Musical talent can never be separated from some kind of commitment to musical theory. It is not something that a good musician or musically gifted person chooses to do or not to do. Even someone with the most gifted ear, someone who can play a piece of music after listening to it once, has an enormous commitment to theory regardless of whether their knowledge came through formal or informal experiences. Music theory is most often thought to be a study in the structures of music that serves as a tool to aid in one’s musical development. While this is obviously true, I want to suggest that music theory affects more than our musical progress.
Music theory can be more than the ability to understand the various intervals involved in a diminished triad or in a perfect or imperfect cadence. It teaches how to communicate well through studies of order, harmony, relationships, ratios, dissonance, consonance, tension, and time. Within these studies, one is pushed past the mere notes and ideas of a score to discover more of music’s grandiose purpose. Many of us do not generally think about music or the arts as means for understanding God, but studies in music theory can help one understand that form is important to our Creator and that it should be used in ways that reflect His character. This is an appropriate pursuit of the beauty that Plato wrote about.

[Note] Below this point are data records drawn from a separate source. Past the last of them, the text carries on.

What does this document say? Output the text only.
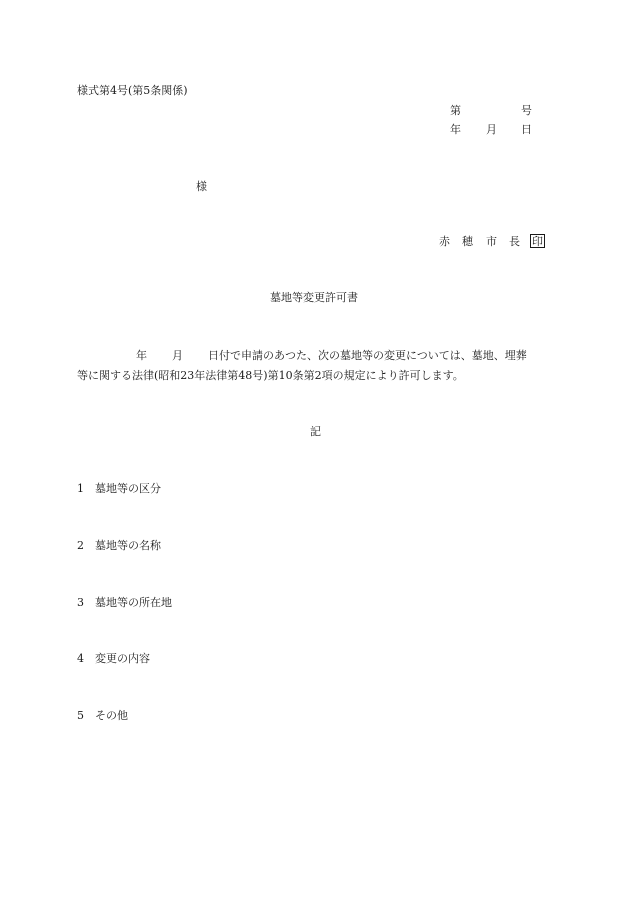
様式第4号(第5条関係)
第	号
年 月 日
様
赤 穂 市 長	印
墓地等変更許可書
年 月 日付で申請のあつた、次の墓地等の変更については、墓地、埋葬
等に関する法律(昭和23年法律第48号)第10条第2項の規定により許可します。
記
1 墓地等の区分
2 墓地等の名称
3 墓地等の所在地
4 変更の内容
5 その他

Today, musical literacy is generally being lost in Christian circles. Too many of us do not know how to think about or listen to music well. In many cases we are inclined to think that music makes no claims about objective truth and therefore musical judgments are dependent upon the individual as are the preferences of taste and experience. Oftentimes, music is used as an escape from the trials of our daily responsibilities. Today, music’s purpose has become one of self-absorption more than a purpose of understanding God and His beauty. This is not only a product of post-enlightenment thought, but it is also disrespectful to God and His promised blessings of revealing himself to us.
If we in the Classical Conversations community are about educational reform, if we are about communicating effectively, if we want to communicate beautifully, if we want to seek God to make Him known, we must adopt music education. This begins with a study of music theory. If we want to study the history, the philosophy, or even the theology of music, we must first familiarize ourselves with its grammar. As our trivium model teaches the grammar of reading and writing words in order to speak and argue well, so too should we teach the grammar of reading and writing music so that we can play and create well. We play and create well with the intention to glorify God and discover His beauty.

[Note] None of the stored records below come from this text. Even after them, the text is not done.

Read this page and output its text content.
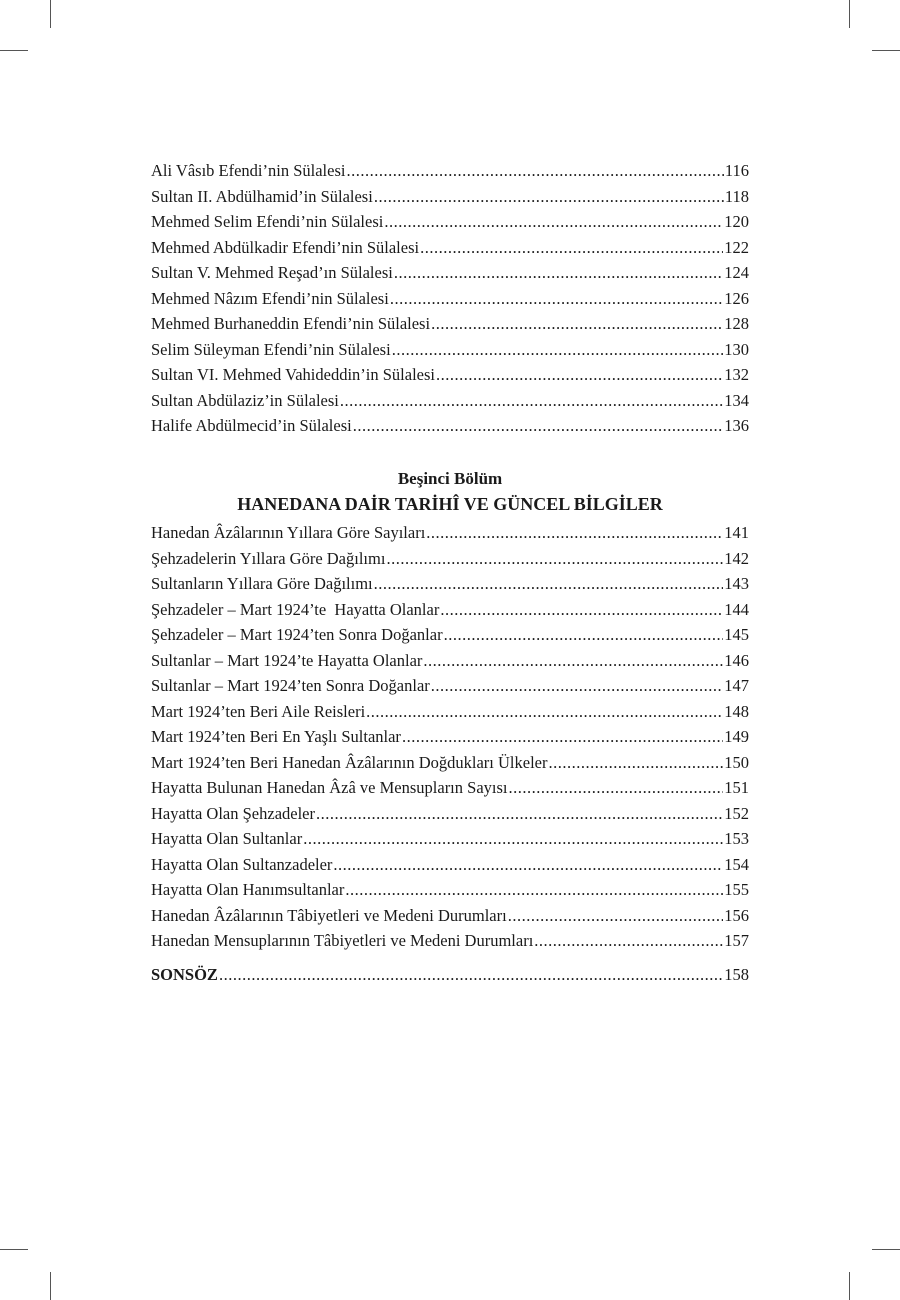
Ali Vâsıb Efendi’nin Sülalesi .....	116
Sultan II. Abdülhamid’in Sülalesi .....	118
Mehmed Selim Efendi’nin Sülalesi .....	120
Mehmed Abdülkadir Efendi’nin Sülalesi .....	122
Sultan V. Mehmed Reşad’ın Sülalesi .....	124
Mehmed Nâzım Efendi’nin Sülalesi .....	126
Mehmed Burhaneddin Efendi’nin Sülalesi .....	128
Selim Süleyman Efendi’nin Sülalesi .....	130
Sultan VI. Mehmed Vahideddin’in Sülalesi .....	132
Sultan Abdülaziz’in Sülalesi .....	134
Halife Abdülmecid’in Sülalesi .....	136
Beşinci Bölüm
HANEDANA DAİR TARİHÎ VE GÜNCEL BİLGİLER
Hanedan Âzâlarının Yıllara Göre Sayıları .....	141
Şehzadelerin Yıllara Göre Dağılımı .....	142
Sultanların Yıllara Göre Dağılımı .....	143
Şehzadeler – Mart 1924’te  Hayatta Olanlar .....	144
Şehzadeler – Mart 1924’ten Sonra Doğanlar .....	145
Sultanlar – Mart 1924’te Hayatta Olanlar .....	146
Sultanlar – Mart 1924’ten Sonra Doğanlar .....	147
Mart 1924’ten Beri Aile Reisleri .....	148
Mart 1924’ten Beri En Yaşlı Sultanlar .....	149
Mart 1924’ten Beri Hanedan Âzâlarının Doğdukları Ülkeler .....	150
Hayatta Bulunan Hanedan Âzâ ve Mensupların Sayısı .....	151
Hayatta Olan Şehzadeler .....	152
Hayatta Olan Sultanlar .....	153
Hayatta Olan Sultanzadeler .....	154
Hayatta Olan Hanımsultanlar .....	155
Hanedan Âzâlarının Tâbiyetleri ve Medeni Durumları .....	156
Hanedan Mensuplarının Tâbiyetleri ve Medeni Durumları .....	157
SONSÖZ .....	158
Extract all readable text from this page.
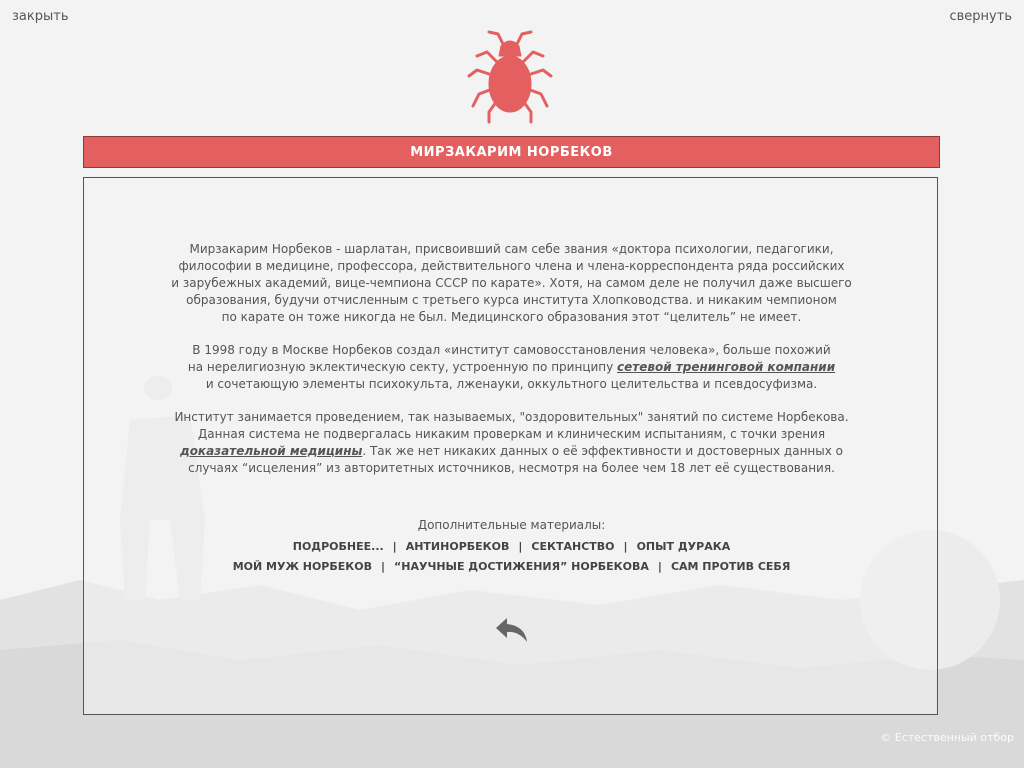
закрыть	свернуть
МИРЗАКАРИМ НОРБЕКОВ

Мирзакарим Норбеков - шарлатан, присвоивший сам себе звания «доктора психологии, педагогики,
философии в медицине, профессора, действительного члена и члена-корреспондента ряда российских
и зарубежных академий, вице-чемпиона СССР по карате». Хотя, на самом деле не получил даже высшего
образования, будучи отчисленным с третьего курса института Хлопководства. и никаким чемпионом
по карате он тоже никогда не был. Медицинского образования этот “целитель” не имеет.

В 1998 году в Москве Норбеков создал «институт самовосстановления человека», больше похожий
на нерелигиозную эклектическую секту, устроенную по принципу сетевой тренинговой компании
и сочетающую элементы психокульта, лженауки, оккультного целительства и псевдосуфизма.

Институт занимается проведением, так называемых, "оздоровительных" занятий по системе Норбекова.
Данная система не подвергалась никаким проверкам и клиническим испытаниям, с точки зрения
доказательной медицины. Так же нет никаких данных о её эффективности и достоверных данных о
случаях “исцеления” из авторитетных источников, несмотря на более чем 18 лет её существования.

Дополнительные материалы:
ПОДРОБНЕЕ... | АНТИНОРБЕКОВ | СЕКТАНСТВО | ОПЫТ ДУРАКА
МОЙ МУЖ НОРБЕКОВ | “НАУЧНЫЕ ДОСТИЖЕНИЯ” НОРБЕКОВА | САМ ПРОТИВ СЕБЯ
© Естественный отбор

My experiences with music theory have helped my musical performance and knowledge in extraordinary ways, but it has also caused me to step outside of myself and realize there is far more to music than how it affects me as an individual. In an era in which scientific reason permeates most of the western world, artists must refuse to subject God’s gifts to an individualistic way of thinking. The arts are tools for hope to see beyond the material, beyond self. God gives us art so that humans can aspire to see the mysteries of this world, the beauty within creation, and the character of a God who desires that His created people know their Creator.

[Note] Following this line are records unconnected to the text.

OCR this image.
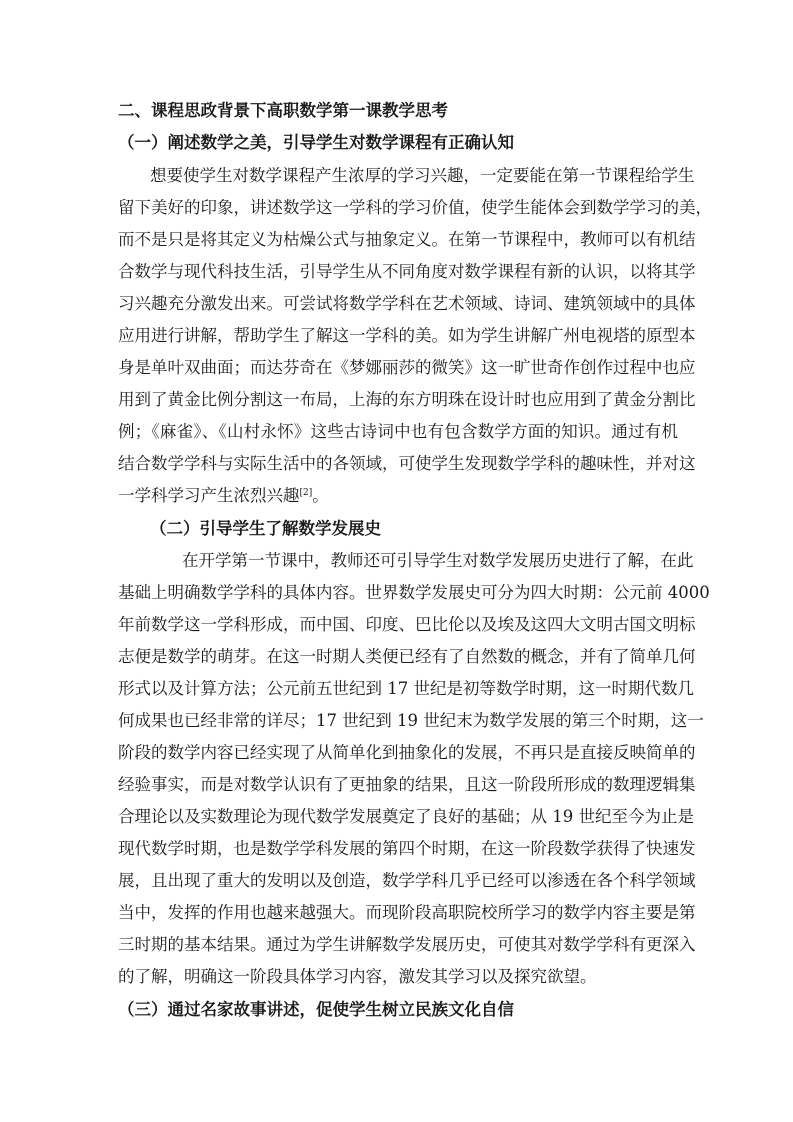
二、课程思政背景下高职数学第一课教学思考
（一）阐述数学之美，引导学生对数学课程有正确认知
想要使学生对数学课程产生浓厚的学习兴趣，一定要能在第一节课程给学生
留下美好的印象，讲述数学这一学科的学习价值，使学生能体会到数学学习的美，
而不是只是将其定义为枯燥公式与抽象定义。在第一节课程中，教师可以有机结
合数学与现代科技生活，引导学生从不同角度对数学课程有新的认识，以将其学
习兴趣充分激发出来。可尝试将数学学科在艺术领域、诗词、建筑领域中的具体
应用进行讲解，帮助学生了解这一学科的美。如为学生讲解广州电视塔的原型本
身是单叶双曲面；而达芬奇在《梦娜丽莎的微笑》这一旷世奇作创作过程中也应
用到了黄金比例分割这一布局，上海的东方明珠在设计时也应用到了黄金分割比
例；《麻雀》、《山村永怀》这些古诗词中也有包含数学方面的知识。通过有机
结合数学学科与实际生活中的各领域，可使学生发现数学学科的趣味性，并对这
一学科学习产生浓烈兴趣[2]。
（二）引导学生了解数学发展史
在开学第一节课中，教师还可引导学生对数学发展历史进行了解，在此
基础上明确数学学科的具体内容。世界数学发展史可分为四大时期：公元前 4000
年前数学这一学科形成，而中国、印度、巴比伦以及埃及这四大文明古国文明标
志便是数学的萌芽。在这一时期人类便已经有了自然数的概念，并有了简单几何
形式以及计算方法；公元前五世纪到 17 世纪是初等数学时期，这一时期代数几
何成果也已经非常的详尽；17 世纪到 19 世纪末为数学发展的第三个时期，这一
阶段的数学内容已经实现了从简单化到抽象化的发展，不再只是直接反映简单的
经验事实，而是对数学认识有了更抽象的结果，且这一阶段所形成的数理逻辑集
合理论以及实数理论为现代数学发展奠定了良好的基础；从 19 世纪至今为止是
现代数学时期，也是数学学科发展的第四个时期，在这一阶段数学获得了快速发
展，且出现了重大的发明以及创造，数学学科几乎已经可以渗透在各个科学领域
当中，发挥的作用也越来越强大。而现阶段高职院校所学习的数学内容主要是第
三时期的基本结果。通过为学生讲解数学发展历史，可使其对数学学科有更深入
的了解，明确这一阶段具体学习内容，激发其学习以及探究欲望。
（三）通过名家故事讲述，促使学生树立民族文化自信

Music can be complex, mysterious, confusing, and vague. Yet it continues to pull mankind to itself, inviting us to dive into the ocean of its greatness, always reminding us that its possibilities are still to be discovered. Similarly, God’s beauty is so vast and magnificent it will require infinity to uncover His glory as He reveals himself to us. In so many different ways, God invites us to uncover bits of His glory while we are on earth so as to give us a foretaste of the unending sweetness of heaven. In heaven we will no longer search, rather we will experience the entirety of the awesome magnitude of God’s beauty. Music theory is, then, a gift to man through which God invites us to discover the true beauty: himself.
Studying music or any other subject with the purpose of discovering the beauty of God will never be boring.